UFFICIO TRAFFICO

Due week-end di controlli a tappeto: quasi un camion su tre non è in regola

12 aprile 2013
Cosa succederebbe se i controlli sul trasporto merci fossero, per almeno un lasso di tempo, attenti e continui? Un paio di anni fa, intervistato da Uomini e Trasporti, il segretario nazionale di Assotir, Claudio Donati, rispondeva testualmente: «tutti sanno che, con i prezzi che girano, il mercato del trasporto è border line, ma nessuno ha interesse a cambiarlo. Altrimenti basterebbe una settimana di controlli a tappeto per far implodere il sistema: se i trasportatori avessero la certezza di essere controllati, bloccherebbero le proprie attività. Lo sanno loro per primi che sono incompatibili con i prezzi che sono costretti a praticare». 
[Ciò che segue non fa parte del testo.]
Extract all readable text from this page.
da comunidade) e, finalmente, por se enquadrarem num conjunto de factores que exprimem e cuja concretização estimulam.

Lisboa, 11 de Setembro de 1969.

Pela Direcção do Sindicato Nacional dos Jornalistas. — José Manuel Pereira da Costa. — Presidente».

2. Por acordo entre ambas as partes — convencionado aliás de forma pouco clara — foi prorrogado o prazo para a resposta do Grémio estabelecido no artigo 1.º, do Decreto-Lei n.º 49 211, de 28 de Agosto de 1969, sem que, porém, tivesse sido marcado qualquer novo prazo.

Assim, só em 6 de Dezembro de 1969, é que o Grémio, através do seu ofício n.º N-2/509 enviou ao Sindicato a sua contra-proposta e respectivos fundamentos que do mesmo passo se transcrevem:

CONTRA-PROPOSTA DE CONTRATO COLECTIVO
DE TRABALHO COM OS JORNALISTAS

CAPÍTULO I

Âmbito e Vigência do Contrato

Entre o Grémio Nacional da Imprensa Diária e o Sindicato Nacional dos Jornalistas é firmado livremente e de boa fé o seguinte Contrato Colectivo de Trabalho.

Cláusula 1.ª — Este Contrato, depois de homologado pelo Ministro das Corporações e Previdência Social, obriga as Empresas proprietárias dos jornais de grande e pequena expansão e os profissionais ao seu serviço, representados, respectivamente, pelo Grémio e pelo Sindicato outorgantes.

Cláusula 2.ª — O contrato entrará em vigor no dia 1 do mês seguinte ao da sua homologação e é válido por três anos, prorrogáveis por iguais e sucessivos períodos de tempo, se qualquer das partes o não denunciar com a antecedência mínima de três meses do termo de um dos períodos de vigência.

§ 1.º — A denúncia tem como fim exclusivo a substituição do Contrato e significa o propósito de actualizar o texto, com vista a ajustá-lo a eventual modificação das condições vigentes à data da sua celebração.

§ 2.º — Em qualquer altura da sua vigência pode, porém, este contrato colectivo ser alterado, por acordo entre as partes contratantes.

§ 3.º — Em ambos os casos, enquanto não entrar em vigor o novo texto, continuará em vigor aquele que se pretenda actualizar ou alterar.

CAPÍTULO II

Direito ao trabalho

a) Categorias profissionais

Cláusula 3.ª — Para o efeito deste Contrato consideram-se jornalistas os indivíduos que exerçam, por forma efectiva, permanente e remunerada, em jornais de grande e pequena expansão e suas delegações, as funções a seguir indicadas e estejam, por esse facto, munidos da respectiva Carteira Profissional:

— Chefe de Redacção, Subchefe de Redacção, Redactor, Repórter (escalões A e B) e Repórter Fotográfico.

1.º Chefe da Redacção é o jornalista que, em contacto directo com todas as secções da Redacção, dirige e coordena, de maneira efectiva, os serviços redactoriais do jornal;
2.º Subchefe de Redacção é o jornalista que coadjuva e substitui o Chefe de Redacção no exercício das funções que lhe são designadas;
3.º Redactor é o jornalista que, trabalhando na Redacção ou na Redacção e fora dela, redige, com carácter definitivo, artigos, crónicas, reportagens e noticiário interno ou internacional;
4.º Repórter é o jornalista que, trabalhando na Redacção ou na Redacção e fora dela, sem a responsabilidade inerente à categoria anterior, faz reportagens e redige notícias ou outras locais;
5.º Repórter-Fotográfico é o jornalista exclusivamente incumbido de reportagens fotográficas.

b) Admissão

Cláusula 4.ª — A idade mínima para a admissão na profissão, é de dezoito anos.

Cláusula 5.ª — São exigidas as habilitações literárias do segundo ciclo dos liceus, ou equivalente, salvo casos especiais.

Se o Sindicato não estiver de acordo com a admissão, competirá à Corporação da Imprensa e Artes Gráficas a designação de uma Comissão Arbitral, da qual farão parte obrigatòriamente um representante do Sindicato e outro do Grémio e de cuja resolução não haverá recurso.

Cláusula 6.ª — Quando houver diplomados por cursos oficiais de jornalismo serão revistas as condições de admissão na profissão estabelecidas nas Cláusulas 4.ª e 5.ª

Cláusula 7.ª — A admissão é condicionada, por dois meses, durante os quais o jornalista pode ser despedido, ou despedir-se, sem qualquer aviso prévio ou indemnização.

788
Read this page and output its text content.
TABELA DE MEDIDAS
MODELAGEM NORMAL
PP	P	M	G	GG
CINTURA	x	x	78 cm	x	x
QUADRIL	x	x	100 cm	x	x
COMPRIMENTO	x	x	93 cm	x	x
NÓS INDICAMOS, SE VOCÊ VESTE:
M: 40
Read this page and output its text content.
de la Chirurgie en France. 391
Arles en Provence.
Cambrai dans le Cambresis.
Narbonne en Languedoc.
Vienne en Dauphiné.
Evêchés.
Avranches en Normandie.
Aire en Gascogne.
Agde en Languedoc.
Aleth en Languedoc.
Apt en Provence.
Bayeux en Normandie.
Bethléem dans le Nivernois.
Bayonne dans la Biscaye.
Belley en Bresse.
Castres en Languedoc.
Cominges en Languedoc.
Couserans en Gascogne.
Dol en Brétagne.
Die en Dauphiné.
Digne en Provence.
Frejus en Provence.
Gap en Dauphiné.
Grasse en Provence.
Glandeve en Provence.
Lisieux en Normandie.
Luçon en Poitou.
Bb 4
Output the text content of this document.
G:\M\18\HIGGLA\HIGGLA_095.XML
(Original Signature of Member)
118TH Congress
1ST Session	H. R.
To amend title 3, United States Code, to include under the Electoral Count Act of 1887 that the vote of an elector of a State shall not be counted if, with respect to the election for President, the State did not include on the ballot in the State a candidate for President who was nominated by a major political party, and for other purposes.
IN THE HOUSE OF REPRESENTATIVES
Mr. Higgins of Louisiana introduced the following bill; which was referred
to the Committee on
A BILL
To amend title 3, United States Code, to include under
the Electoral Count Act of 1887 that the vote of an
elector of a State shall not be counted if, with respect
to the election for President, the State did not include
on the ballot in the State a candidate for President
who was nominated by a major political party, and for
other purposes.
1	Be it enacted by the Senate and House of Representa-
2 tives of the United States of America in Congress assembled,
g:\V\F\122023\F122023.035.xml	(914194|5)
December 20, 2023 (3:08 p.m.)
Teorie, certo. Ma oggi assumono un riflesso concreto. È successo infatti che la Polizia Stradale, in particolare nel Nord e Centro Italia, abbia intensificato i controlli. Anzi, di più. Tra il 27-28 marzo e il 4-5 aprile ha messo in campo una vera e propria task force coordinata dalla Polizia Stradale di Roma. Il risultato è presto detto. Sono stati controllati 3.000 veicoli, di cui 2.700 destinati al trasporto merci e 300 autobus. 850 sono risultati i veicoli non in regola (790 veicoli pesanti), dei quali il 30% comunitari e il 3% extracomunitari, per un totale di 1.227 violazioni alla normativa specifica. In 30 casi sono stati accertati trasporti abusivi (in assenza di titolo autorizzativo o non rispettando le regole del cabotaggio) e in altri 50 si sono riscontrate irregolarità al documento di trasporto.
340 le violazioni alla normativa in tema di tempi di guida e di riposo (superamento dei limiti, irregolarità nelle registrazioni o, peggio ancora, con alterazione dell’apparecchio di registrazione). Ci sono poi 150 infrazioni alla normativa sull’obbligo di revisione del veicolo e di inefficienze varie dei dispositivi e degli equipaggiamenti, oltre a 90 trasporti in condizione di sovraccarico.
Per ultimo, la ciliegina sulla torta: in Friuli Venezia Giulia le pattuglie hanno intercettato e sanzionato un furgone che percorreva contromano il raccordo Villesse-Gorizia e denunciato il conducente di un veicolo industriale straniero il cui rimorchio è risultato rubato in Spagna.

Tutto questi in due week-end di inizio primavera. Ma, ripetiamo, se operazioni analoghe fossero più frequenti e costanti, se anche in Italia, come avviene all’estero, crescesse la percezione che la strada è un luogo controllato e che quindi non c’è spazio per chi si pone al di là della legge, cosa potrebbe accadere?